Quatre salariés, de belles références en France, en Espagne, au Danemark, en Libye et au Mexique, 850 000 euros de chiffre d’affaires annuel, dont plus du quart réalisé à l’international: BSDV est une PME dynamique. Spécialisée dans la conception et l’installation d’équipements de biogaz – gazomètres et torchères –, la société a par exemple réalisé à Tripoli, en Libye, deux gazomètres de 3 000 m3 et une unité de destruction de biogaz de 1 500 m3/h. BSDV intervient également dans le traitement biologique des effluents industriels et urbains depuis sa création en 1984. «Nous avons commencé à nous développer à l’export avec Ubifrance, l’agence française pour le développement international des entreprises, qui nous a mis en contact avec l’ADEME. C’est ainsi que nous avons découvert les avantages du Club ADEME International et y avons adhéré», explique Christophe Morizot, le dirigeant de BSDV. L’objectif de l’entreprise était clair: renforcer sa présence sur les marchés étrangers, et l’ADEME pouvait l’aider dans cette démarche. «Nous avions déjà des filiales en Pologne et au Canada, des agents en Suède, au Liban et au Portugal.
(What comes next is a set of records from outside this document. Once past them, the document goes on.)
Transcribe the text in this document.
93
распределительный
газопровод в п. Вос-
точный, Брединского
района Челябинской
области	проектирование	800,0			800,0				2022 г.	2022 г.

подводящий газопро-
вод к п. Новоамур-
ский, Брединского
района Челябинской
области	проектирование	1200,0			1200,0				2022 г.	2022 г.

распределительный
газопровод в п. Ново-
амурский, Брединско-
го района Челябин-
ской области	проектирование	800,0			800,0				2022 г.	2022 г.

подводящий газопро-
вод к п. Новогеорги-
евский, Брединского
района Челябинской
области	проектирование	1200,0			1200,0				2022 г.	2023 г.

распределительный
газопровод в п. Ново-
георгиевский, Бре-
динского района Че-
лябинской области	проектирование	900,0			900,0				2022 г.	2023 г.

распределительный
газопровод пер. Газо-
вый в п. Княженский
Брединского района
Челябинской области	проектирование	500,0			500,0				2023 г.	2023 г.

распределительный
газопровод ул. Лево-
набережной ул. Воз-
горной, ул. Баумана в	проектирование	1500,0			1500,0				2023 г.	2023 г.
Nous souhaitions aller plus loin, mieux nous faire connaître d’un public plus vaste et à moindre coût, ce qui est essentiel pour l’avenir d’une PME», souligne Christophe Morizot.
Comme les autres membres du club, BSDV a donc participé, via l’ADEME, à de nombreux salons à l’étranger pour faire découvrir ses technologies et ses prestations.
Profiter du réseau
«Notre axe de développement le plus important avec l’ADEME concerne la récupération du biogaz issu des ordures ménagères. L’Agence favorise en France d’importants projets dans ce domaine, en particulier dans des grandes villes.» Au-delà de la présence sur les salons, la société BSDV bénéficie des services
du Club, notamment de la promotion sur l’ensemble de ses supports de communication, dont le site internet www.clubinternational.ademe.fr.
«Nous bénéficions aussi d’informations en continu sur les évolutions réglementaires – comment gérer les crédits de CO2, par exemple – et technologiques, rappelle Christophe Morizot. Et le Club ADEME International nous permet également de profiter d’un réseau export, d’aller à la rencontre d’autres membres, dont certains sont de grands groupes. C’est pour nous, en plus du développement en notre nom propre, l’occasion d’évoluer grâce à des projets de sous-traitance.